Springfield, MO – Diane Staudte, 51, and her daughter, 22-year-old Rachel Staudte, were both charged Friday with two counts of first-degree murder, one count of first-degree assault, and one count of armed criminal action.
Diane initially told law enforcement that her husband, Mark Staudte, 61, hadn’t been feeling well and suffered from seizures before his April 2012 death. Soon after their son, Shawn Staudte, 26, became sick with flu-like symptoms. He died in September.
The medical examiner initially ruled the husband’s death as a result of natural causes and the son’s from a prior medical issue.
However, an anonymous tip led authorities to re-examine the deaths. The tip corresponded with the recent hospitalization of Diane’s daughter, 24-year-old Sarah Staudte.
Investigators stated a nurse treating Sarah told them that although the young woman’s condition was potentially fatal, Diane visited only a couple times and didn’t stay long. The nurse described Diane actions as odd and inappropriate, as she joked and laughed with hospital personnel during her visits, according to the Huffington Post. The nurse also told detectives that Diane told her that she planned to go on an upcoming vacation to Florida regardless of her daughter’s medical status.
A doctor also told authorities that Sarah’s condition was “very suspicious” and said he suspected the young woman had been poisoned.
Under questioning, Diane admitted to poisoning her family – putting antifreeze in their soda and Gatorade. According to the probable cause statement, Diane killed her husband because she “hated him,” her son because he was “worse than a pest,” and wanted to kill her daughter, Sarah, because the young woman “would not get a job and had student loans that had to be paid.”
It emerged that Rachel, Diane’s other daughter, participated in the planning, research, and commission of the crimes against their family members.
Both women have been jailed without bond.
Ethylene glycol poisoning is caused by ingesting ethylene glycol, the primary ingredient in both automotive antifreeze and hydraulic brake fluid. It is a toxic, colorless, and odorless, and has a sweet taste – making it difficult to detect when added to foods and beverages with the intent of poisoning.
The three main systems affected by ethylene glycol poisoning are the central nervous system, metabolic processes, and the kidneys. Following ingestion the symptoms of poisoning follow a three step progression starting with intoxication and vomiting, before causing metabolic acidosis, cardiovascular dysfunction, and finally oliguric or anuric acute kidney failure and death.
The cytotoxic effects of ethylene glycol occurs 24 to 72 hours post ingestion. The major metabolites causing toxicity are glycolic acid and oxalic acid. Glycolic acid metabolizes into glyoxylic acid and oxalic acid, which binds with calcium to form calcium oxalate crystals. These deposits can accumulate in the areas of the brain, heart, kidneys, and lungs – damaging these delicate but essential organ systems.
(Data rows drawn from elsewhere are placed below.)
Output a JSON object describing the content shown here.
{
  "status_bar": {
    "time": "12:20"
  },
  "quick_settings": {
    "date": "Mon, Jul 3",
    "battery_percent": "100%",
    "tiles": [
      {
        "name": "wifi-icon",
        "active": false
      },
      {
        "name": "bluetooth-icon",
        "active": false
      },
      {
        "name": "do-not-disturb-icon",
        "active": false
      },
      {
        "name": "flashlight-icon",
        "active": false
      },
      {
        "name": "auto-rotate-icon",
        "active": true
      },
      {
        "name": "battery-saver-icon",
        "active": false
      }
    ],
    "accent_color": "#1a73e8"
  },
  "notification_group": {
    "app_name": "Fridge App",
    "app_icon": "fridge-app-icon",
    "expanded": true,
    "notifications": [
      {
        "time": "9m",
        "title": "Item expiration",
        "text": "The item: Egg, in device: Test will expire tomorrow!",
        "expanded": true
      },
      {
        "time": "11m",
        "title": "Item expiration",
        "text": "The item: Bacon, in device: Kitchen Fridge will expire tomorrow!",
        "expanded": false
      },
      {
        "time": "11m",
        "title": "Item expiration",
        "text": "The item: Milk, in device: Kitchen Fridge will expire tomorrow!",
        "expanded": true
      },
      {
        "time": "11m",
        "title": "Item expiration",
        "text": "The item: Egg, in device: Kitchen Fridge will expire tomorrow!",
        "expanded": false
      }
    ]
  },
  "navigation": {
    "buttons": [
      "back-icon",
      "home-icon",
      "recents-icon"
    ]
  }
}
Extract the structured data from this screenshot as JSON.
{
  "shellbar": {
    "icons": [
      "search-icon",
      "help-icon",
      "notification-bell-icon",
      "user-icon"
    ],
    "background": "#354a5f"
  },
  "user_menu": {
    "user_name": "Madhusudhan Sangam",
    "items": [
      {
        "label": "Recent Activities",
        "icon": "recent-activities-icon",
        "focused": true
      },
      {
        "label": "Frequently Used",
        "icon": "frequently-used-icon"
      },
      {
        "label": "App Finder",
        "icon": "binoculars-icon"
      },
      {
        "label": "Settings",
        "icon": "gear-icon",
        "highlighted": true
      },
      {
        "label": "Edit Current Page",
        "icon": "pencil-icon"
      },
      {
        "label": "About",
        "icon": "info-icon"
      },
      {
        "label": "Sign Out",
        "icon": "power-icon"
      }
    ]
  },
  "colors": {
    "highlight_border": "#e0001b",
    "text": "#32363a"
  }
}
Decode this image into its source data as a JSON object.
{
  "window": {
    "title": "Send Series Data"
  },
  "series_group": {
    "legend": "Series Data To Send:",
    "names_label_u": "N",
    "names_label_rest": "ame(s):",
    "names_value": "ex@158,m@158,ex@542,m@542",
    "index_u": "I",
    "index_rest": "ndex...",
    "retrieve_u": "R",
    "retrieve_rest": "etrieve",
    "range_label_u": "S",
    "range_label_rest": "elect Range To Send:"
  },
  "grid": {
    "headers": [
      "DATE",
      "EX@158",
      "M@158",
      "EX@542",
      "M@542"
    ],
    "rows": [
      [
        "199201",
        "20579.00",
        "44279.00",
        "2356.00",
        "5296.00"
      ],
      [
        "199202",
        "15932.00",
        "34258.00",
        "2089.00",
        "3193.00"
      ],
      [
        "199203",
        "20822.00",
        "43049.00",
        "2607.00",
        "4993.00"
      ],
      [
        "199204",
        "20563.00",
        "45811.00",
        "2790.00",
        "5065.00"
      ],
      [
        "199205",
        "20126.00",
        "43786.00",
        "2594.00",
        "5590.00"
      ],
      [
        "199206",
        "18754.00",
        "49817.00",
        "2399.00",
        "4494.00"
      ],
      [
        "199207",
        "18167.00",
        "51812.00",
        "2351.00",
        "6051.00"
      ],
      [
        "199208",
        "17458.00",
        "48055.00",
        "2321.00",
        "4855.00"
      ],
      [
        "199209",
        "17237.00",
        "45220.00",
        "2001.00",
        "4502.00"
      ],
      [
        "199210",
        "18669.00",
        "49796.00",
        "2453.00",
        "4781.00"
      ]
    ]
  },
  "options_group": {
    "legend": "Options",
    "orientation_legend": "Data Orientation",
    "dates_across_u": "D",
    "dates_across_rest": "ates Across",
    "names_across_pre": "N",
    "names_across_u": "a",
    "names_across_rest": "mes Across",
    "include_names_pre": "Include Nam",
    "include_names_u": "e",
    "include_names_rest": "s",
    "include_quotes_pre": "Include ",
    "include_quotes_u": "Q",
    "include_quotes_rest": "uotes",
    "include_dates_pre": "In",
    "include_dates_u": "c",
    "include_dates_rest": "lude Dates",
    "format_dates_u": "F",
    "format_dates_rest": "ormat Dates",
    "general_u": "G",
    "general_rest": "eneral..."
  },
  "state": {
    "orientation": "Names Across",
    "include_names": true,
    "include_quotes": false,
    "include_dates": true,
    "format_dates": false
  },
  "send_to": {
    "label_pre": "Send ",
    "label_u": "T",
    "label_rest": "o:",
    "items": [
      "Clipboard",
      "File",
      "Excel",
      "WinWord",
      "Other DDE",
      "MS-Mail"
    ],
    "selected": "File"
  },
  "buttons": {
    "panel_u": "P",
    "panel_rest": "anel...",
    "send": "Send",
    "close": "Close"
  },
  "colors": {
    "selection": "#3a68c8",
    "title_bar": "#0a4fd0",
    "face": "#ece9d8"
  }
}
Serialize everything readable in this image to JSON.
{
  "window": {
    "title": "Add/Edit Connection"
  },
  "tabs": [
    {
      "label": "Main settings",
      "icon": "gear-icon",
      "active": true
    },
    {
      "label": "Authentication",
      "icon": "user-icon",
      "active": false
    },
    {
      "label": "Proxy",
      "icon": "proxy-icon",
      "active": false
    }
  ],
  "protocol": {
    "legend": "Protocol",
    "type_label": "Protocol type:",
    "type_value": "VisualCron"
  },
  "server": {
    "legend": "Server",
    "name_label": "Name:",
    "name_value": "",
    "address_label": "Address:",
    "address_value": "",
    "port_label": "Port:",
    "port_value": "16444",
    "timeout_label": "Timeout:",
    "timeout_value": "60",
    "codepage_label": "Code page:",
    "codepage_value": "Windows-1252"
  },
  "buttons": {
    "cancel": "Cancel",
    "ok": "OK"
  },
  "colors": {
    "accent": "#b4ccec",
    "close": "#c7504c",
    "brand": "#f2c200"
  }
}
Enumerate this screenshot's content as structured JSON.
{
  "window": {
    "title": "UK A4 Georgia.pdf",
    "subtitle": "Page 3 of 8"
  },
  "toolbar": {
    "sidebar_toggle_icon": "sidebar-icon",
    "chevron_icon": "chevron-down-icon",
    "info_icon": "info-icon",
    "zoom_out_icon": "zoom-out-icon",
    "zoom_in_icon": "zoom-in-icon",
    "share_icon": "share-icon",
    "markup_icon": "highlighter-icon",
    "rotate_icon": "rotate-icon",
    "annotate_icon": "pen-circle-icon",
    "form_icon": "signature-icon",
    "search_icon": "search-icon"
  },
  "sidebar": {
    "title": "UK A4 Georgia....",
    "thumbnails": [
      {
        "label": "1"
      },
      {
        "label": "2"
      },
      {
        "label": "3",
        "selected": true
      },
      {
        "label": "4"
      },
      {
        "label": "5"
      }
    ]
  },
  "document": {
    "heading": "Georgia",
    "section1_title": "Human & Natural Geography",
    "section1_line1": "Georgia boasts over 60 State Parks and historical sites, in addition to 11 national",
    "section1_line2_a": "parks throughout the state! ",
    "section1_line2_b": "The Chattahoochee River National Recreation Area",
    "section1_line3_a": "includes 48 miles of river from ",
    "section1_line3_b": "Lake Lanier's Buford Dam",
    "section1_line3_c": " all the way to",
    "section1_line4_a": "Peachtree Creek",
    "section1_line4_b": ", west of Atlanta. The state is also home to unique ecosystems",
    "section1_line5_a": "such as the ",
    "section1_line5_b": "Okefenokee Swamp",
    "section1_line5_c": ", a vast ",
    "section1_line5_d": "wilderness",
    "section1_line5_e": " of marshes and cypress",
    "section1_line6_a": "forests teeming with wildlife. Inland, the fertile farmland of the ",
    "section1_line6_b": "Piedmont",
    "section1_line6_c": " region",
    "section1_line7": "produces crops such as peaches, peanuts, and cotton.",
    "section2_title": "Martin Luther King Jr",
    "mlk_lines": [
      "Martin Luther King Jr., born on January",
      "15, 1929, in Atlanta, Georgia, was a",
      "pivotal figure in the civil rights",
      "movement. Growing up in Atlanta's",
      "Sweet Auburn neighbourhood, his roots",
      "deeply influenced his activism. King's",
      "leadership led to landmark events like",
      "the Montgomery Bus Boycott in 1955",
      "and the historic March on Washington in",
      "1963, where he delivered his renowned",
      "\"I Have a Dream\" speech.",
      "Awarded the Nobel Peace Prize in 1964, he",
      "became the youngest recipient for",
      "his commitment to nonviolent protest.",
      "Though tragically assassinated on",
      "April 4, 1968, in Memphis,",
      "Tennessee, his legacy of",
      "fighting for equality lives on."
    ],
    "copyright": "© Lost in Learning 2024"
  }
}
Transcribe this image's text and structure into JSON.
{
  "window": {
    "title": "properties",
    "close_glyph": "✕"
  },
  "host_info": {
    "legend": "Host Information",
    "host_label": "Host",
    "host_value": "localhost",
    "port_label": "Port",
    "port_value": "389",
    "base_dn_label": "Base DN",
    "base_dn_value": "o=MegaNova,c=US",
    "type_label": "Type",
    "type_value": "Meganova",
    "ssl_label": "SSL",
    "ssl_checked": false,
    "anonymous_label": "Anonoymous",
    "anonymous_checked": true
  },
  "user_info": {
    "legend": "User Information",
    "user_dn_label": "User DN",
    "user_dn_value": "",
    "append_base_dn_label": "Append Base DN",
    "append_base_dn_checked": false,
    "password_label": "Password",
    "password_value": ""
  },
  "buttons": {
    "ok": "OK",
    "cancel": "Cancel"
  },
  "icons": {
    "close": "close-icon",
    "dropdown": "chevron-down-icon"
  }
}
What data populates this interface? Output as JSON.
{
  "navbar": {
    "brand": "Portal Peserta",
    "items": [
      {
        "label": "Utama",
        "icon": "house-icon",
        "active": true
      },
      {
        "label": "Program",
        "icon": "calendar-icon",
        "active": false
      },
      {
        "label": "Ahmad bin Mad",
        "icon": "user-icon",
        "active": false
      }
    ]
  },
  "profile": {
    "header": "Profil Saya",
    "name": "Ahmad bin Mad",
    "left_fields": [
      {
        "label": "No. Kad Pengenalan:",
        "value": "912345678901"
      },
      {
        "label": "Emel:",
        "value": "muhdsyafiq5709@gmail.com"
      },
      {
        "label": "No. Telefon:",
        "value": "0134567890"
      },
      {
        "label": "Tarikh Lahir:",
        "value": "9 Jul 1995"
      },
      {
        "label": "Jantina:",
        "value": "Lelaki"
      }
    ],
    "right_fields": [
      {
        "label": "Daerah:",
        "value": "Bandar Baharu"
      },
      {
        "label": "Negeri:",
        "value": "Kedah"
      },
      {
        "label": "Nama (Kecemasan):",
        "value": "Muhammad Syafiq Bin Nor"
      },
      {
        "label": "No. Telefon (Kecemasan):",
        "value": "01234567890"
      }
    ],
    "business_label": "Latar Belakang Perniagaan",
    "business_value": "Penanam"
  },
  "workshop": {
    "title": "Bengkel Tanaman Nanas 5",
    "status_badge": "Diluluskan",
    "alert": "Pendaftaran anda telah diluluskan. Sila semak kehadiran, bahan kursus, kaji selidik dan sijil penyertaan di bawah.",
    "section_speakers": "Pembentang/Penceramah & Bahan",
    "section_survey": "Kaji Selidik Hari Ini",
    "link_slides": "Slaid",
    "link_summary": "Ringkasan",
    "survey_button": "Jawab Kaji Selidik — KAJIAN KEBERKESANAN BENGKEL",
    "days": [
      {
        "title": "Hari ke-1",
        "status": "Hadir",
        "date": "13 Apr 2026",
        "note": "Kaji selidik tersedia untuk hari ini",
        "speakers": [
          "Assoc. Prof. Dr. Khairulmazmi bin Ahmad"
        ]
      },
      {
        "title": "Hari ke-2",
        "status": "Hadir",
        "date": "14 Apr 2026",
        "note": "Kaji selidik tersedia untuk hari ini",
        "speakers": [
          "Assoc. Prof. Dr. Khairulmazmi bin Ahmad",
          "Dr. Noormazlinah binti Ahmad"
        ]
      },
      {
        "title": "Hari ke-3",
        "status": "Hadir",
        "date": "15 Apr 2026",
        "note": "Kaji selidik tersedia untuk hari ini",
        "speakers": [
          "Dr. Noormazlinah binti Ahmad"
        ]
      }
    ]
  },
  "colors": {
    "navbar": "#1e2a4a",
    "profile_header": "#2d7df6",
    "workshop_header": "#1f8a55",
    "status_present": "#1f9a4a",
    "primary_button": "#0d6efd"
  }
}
Tell-tale calcium oxalate crystallization can be identified during an autopsy.
Otherwise, medically diagnosing antifreeze poisoning is done by measuring ethylene glycol in the blood or presence of calcium oxalate crystals in the urine.
If diagnosed early enough, an antidote can be administered. Ethanol or fomepizole work by blocking the enzyme responsible for metabolizing ethylene glycol, and therefore halt the progression of poisoning. Hemodialysis is also used to help remove metabolites from the blood.
With medical intervention, the prognosis is generally good and most patients can make a full recovery. A bitterant, denatonium benzoate, is typically added to many antifreeze products to discourage accidental or deliberate ingestion – as children and animals can consume large quantities because of the otherwise enticing sweetness.